If you suspect that you have been infected by malware, investing in malware removal software should be your next move.

Giving Your Business the Best Chance to Thrive

In the malware era, giving your business the best chance to thrive is as much about a solid business model as it is about solid cyber-security practices. Take a look at how you can protect your business from malevolent malware:

  • The first and most important step in protecting your business from malware is installing a comprehensive security suite for your system. This should include not only a firewall and anti-virus software, which only defend against a small range of attacks, but email scanners, file sharing defense and browsing tools.
  • Encrypting your data is another safe business practice. This is sort of an insurance because even if a hacker does manage to get hold of your files if they are encrypted, it will at least be harder for the hacker to exploit.
  • Setting up offsite backup points for your data may also save your business in the case of a ransomware attack. Multiple backup points can help insulate your precious data and ensure you will be able to recover from an attack.
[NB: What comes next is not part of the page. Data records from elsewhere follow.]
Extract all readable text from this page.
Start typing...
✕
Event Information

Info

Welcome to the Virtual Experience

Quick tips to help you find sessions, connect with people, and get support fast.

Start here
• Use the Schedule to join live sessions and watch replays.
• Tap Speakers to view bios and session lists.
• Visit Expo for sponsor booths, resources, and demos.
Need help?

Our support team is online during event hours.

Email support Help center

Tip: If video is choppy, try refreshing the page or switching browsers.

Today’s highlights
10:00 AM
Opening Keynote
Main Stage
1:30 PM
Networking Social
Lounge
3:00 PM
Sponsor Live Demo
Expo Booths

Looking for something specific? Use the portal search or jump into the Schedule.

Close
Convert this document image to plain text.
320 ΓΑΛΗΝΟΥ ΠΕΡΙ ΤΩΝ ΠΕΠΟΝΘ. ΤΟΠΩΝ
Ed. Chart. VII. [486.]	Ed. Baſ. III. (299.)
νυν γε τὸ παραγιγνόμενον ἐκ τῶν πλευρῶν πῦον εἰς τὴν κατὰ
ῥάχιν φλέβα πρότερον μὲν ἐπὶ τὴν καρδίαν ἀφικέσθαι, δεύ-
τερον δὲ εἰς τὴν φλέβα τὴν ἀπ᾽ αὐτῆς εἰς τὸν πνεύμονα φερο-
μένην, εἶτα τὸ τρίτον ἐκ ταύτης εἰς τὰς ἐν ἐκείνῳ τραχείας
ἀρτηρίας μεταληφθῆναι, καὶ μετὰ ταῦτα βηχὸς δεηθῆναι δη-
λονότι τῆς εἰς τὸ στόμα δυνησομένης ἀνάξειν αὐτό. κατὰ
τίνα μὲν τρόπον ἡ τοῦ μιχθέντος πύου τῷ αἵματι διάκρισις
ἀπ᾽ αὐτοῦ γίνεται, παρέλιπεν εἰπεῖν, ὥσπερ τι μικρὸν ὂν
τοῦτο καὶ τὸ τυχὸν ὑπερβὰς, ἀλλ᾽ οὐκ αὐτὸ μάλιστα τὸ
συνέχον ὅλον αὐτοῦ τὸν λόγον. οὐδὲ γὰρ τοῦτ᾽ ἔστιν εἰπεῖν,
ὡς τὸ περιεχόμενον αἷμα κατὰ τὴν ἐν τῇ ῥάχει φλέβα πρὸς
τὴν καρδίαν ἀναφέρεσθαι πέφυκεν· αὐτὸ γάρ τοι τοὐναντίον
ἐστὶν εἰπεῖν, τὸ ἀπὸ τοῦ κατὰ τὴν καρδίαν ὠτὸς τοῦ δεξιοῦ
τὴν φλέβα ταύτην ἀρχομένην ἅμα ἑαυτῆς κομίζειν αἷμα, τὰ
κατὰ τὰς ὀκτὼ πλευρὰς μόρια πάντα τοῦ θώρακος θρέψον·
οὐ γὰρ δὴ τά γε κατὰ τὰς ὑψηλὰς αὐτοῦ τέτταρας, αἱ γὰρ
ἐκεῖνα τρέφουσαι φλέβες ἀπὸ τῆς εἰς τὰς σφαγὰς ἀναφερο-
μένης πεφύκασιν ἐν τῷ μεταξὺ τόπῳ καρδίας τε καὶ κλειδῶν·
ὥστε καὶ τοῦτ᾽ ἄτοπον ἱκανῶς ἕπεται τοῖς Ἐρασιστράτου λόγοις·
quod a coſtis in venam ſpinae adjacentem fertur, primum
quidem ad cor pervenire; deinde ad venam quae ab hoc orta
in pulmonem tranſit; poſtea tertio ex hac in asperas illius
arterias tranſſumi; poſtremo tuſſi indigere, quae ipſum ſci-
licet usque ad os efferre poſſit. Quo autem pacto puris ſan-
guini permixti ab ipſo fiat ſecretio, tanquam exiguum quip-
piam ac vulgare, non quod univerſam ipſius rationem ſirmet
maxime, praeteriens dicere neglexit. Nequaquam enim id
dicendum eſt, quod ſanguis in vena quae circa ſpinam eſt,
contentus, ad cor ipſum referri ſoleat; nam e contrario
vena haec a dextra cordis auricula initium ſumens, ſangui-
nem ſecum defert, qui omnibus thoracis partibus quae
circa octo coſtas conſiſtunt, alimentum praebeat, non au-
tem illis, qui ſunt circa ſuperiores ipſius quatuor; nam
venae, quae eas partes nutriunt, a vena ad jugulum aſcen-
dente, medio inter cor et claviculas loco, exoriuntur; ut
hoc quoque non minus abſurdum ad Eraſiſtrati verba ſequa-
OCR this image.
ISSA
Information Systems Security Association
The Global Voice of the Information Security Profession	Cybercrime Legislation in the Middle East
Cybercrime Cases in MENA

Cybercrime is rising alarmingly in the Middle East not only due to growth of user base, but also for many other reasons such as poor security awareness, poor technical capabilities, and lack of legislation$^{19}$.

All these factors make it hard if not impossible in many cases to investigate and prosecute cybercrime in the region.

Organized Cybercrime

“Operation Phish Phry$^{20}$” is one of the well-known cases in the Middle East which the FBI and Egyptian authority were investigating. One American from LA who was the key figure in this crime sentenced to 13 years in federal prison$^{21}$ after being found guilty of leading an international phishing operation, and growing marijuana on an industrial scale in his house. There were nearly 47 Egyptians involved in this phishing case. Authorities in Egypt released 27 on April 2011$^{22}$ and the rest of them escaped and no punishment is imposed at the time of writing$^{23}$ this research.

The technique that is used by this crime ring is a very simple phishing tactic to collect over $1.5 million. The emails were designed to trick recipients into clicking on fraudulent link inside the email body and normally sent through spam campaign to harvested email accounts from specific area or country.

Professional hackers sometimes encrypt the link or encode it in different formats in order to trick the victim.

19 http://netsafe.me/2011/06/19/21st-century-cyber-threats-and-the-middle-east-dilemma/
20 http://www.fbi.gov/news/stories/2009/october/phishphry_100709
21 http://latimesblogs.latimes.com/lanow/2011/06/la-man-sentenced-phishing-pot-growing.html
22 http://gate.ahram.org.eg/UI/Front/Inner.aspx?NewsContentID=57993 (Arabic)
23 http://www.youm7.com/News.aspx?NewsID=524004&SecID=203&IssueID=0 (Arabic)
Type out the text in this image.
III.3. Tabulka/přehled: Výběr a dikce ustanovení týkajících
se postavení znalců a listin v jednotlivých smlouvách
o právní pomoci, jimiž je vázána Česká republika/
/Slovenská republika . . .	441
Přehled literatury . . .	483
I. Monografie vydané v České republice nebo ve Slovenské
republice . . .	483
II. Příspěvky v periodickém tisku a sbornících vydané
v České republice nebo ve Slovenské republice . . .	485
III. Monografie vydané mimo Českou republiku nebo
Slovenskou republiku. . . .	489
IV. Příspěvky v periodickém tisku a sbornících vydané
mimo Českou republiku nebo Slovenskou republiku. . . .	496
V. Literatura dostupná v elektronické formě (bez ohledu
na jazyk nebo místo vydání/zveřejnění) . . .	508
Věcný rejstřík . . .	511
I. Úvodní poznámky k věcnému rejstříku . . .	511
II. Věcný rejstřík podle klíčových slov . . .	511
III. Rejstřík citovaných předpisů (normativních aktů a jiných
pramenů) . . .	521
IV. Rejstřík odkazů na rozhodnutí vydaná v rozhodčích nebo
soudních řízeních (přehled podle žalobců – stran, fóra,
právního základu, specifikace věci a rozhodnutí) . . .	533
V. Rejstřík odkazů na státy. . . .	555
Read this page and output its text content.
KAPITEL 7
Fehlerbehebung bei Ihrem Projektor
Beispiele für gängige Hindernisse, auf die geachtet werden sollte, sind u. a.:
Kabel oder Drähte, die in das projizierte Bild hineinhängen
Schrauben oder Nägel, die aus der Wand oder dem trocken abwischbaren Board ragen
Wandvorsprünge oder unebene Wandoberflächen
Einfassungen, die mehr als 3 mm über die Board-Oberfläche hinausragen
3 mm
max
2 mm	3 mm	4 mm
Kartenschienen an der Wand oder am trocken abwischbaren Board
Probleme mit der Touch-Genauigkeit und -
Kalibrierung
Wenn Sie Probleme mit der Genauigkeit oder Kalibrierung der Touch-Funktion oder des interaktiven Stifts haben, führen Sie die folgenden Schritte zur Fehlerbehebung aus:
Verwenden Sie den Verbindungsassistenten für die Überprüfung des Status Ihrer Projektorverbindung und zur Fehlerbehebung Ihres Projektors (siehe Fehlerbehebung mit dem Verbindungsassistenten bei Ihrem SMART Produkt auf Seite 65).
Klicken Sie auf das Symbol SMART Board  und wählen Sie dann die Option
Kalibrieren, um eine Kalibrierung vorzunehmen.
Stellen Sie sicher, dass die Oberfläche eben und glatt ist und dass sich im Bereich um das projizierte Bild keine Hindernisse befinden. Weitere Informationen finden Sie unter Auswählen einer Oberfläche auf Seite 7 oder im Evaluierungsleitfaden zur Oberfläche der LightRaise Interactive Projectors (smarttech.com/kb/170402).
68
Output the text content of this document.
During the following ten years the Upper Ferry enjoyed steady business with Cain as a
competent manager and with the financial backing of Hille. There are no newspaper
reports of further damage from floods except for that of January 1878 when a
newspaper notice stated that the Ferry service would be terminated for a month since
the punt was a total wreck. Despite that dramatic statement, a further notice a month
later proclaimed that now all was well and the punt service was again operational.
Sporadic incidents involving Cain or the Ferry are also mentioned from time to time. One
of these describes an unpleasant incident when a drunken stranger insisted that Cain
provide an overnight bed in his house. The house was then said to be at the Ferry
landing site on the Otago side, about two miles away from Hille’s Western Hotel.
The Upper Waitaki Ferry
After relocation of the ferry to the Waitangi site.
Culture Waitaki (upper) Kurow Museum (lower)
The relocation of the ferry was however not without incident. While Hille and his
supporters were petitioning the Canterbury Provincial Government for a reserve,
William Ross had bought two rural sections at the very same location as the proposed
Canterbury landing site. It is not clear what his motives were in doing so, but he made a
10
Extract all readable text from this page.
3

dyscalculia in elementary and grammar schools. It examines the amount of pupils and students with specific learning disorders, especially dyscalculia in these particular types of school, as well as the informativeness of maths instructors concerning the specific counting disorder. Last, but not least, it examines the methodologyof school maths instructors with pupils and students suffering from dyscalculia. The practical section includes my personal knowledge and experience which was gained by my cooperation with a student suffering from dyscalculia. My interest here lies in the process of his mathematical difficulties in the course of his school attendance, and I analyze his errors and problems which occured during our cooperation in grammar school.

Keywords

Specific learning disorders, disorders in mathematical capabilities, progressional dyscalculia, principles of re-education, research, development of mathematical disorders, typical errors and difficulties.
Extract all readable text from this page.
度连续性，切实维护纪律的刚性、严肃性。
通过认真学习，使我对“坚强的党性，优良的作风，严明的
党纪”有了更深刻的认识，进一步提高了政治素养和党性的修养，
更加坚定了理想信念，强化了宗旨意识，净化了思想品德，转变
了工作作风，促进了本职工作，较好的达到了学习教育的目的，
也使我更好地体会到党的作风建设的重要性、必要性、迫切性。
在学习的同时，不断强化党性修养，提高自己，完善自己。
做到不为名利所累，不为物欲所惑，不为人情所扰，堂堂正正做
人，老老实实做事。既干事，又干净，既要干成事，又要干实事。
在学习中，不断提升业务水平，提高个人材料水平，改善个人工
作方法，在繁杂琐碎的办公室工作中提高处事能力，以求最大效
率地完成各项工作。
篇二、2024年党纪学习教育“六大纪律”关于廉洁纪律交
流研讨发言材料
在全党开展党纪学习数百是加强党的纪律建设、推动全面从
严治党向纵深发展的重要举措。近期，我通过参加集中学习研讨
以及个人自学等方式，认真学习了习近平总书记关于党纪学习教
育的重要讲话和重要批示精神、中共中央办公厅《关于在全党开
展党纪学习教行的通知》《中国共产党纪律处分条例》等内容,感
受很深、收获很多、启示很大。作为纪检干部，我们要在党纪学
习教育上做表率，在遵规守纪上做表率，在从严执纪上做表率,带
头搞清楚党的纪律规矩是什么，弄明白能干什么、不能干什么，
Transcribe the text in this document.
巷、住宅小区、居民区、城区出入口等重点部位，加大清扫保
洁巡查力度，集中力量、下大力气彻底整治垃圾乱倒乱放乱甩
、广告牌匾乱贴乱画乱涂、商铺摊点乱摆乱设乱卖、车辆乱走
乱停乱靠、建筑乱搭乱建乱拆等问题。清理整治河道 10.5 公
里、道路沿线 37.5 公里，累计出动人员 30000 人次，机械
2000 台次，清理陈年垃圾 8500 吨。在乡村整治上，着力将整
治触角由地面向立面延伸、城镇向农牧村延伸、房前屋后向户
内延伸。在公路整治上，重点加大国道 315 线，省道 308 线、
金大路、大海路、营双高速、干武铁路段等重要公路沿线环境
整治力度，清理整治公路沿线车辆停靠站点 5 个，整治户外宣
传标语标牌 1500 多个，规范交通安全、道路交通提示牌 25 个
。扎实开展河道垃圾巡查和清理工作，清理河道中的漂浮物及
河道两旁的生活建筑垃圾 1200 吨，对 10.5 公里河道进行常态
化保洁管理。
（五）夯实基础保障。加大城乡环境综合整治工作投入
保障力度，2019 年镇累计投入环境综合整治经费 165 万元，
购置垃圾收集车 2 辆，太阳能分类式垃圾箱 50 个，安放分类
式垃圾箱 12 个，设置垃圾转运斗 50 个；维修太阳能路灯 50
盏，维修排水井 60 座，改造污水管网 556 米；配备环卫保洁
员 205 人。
In addition to these steps, you may also want to implement a security training course for your employees, make use of VPN’s, and hire a third-party security consultant to run your system through the gauntlet.

Being a Responsible Business Owner in the Era of Malware

The responsible business owner of today will have a keen eye on the health of their network and a finger on the pulse of system vulnerabilities. New threats are emerging every day so you should never rest on your laurels. It may be a tedious adage but it holds true: if you think you are being too careful, you probably aren’t.